Philip Yancey, author of “Prayer: Does It Make Any Difference?,” said those public displays do provide comfort to the afflicted.

“I was at Sandy Hook after the shootings there, and Virginia Tech, and Columbine, and Mumbai, India, and I know well the comfort that comes to survivors of tragedy when they know that people around the world are praying for them. That’s one thing all of us not directly involved can do,” he said. “A healthy body feels the pain of the weakest part, and prayer is a form of love that expresses our solidarity with those who suffer.”

But some argue that such prayer is more about self-soothing than offering anything meaningful.

Stand-up comedian Anthony Jeselnik, known for addressing provocative and uncomfortable subjects, has a special on Netflix called “Thoughts and Prayers.” In it, he takes an especially hard line, skewering people who publicly offer prayer after a tragedy.

“The people who see something terrible happen in the world and they run to the Internet. And they run to their social media … and they all write down the exact same thing: My thoughts and prayers,” he said, in a mocking tone. “My thoughts and prayers with the people in Aurora, my thoughts and prayers with the families in Boston. … Do you know what that’s worth? F—— nothing. Less than nothing. You are not giving any of your time, your money or even your compassion. All you are doing is saying, don’t forget about me today. … Don’t forget how sadz I am.”

That’s a particularly harsh assessment, but there is a deeper truth — that prayer alone, even for secular people, has become the default response to a tragedy. In the absence of knowing what to say, or how to help, people are desperate to feel like they’re doing something.
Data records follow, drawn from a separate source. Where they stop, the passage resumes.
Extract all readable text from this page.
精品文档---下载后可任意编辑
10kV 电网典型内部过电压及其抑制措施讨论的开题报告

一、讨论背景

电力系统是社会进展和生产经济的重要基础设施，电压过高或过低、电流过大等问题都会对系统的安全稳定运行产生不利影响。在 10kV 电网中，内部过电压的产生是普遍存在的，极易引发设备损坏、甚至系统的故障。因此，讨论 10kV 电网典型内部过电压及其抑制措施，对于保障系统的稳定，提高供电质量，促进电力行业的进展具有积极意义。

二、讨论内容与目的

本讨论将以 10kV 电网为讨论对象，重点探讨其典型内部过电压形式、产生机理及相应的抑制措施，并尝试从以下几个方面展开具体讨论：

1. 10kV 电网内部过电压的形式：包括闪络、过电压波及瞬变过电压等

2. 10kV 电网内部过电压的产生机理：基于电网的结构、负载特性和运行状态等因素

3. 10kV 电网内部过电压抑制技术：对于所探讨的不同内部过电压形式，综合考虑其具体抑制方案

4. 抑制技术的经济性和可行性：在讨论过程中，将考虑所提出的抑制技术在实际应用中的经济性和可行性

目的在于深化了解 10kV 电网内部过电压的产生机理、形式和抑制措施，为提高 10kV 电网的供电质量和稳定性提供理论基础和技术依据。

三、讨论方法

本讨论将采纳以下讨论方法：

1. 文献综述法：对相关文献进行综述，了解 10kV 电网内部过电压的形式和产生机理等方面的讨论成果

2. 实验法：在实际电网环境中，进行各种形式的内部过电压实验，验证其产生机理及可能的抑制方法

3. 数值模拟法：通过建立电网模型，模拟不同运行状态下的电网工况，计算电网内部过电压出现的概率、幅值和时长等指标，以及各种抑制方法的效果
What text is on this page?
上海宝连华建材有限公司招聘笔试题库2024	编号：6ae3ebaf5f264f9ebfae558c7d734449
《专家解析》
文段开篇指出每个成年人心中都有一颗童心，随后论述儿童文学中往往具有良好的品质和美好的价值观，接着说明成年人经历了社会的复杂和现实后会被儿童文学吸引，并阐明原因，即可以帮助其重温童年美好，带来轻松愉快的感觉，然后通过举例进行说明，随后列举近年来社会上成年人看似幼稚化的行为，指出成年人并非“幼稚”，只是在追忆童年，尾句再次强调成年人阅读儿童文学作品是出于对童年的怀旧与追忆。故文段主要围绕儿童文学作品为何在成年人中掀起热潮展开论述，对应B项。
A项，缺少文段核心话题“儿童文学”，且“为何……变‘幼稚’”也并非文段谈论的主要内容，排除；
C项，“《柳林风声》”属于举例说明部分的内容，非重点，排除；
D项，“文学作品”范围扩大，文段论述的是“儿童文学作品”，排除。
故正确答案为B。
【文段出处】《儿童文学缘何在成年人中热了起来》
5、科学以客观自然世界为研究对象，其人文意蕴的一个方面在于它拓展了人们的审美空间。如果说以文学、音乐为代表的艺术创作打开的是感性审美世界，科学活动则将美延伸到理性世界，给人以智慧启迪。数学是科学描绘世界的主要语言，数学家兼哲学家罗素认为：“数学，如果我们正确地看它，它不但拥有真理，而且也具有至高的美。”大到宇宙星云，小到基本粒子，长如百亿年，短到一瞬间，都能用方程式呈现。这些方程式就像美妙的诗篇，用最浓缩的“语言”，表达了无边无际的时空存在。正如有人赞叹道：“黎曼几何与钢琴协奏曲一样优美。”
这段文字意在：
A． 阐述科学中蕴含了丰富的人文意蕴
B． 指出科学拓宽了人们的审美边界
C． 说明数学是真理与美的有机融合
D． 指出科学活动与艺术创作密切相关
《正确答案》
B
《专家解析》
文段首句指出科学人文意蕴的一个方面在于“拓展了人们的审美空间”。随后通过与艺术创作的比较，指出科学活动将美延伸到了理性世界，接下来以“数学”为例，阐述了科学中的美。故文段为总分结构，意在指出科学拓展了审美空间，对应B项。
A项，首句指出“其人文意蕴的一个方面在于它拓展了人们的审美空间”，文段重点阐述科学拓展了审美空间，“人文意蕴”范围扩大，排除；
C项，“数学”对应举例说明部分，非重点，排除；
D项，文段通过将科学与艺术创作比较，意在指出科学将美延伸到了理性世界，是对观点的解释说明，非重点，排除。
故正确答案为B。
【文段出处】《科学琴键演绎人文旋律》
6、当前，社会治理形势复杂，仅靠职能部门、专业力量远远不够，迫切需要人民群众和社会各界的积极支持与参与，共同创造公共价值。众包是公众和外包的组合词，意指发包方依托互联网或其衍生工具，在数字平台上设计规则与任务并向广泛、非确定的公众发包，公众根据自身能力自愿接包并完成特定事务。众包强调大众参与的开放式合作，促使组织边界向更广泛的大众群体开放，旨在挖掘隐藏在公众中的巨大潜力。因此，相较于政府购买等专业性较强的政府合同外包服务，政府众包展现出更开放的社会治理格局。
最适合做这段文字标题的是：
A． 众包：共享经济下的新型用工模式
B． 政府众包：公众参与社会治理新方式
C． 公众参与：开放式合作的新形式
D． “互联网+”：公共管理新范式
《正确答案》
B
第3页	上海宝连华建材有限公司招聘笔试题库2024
Promising to pray, whether or not there is follow through, feels like at least some form of action.

“I think it helps the person giving the prayer,” said Clay Routledge, a psychology professor at North Dakota State University. “There’s a self- focus component; we know that when people see things in the world that threaten their sense of meaning or stability, it causes this existential anxiety: Is the world meaningless? It’s a way to recalibrate, there is some broader meaning.”

In his academic research, Routledge has shown that the more people feel as if life’s meaning is threatened, the more they turn to supernatural support.

Which is why the most cynical interpretation of people offering prayers after a tragedy is that they are trying to comfort themselves.

Thomas Plante, a psychology professor at Santa Clara University who has studied the relationship between religion and health, agreed there is a certain “egoism” to the offer of prayer, particularly if it’s not followed up with some kind of practical support, as the Dalai Lama talks about.

“Give me all the prayers and support you want, but I need you to help me live in a safer community, and you’re not doing anything to help me,” Plante said. “If I need a ride to the airport, all your prayers aren’t going to get me a ride. It’s this disconnect between the support needed and desired versus what is offered.”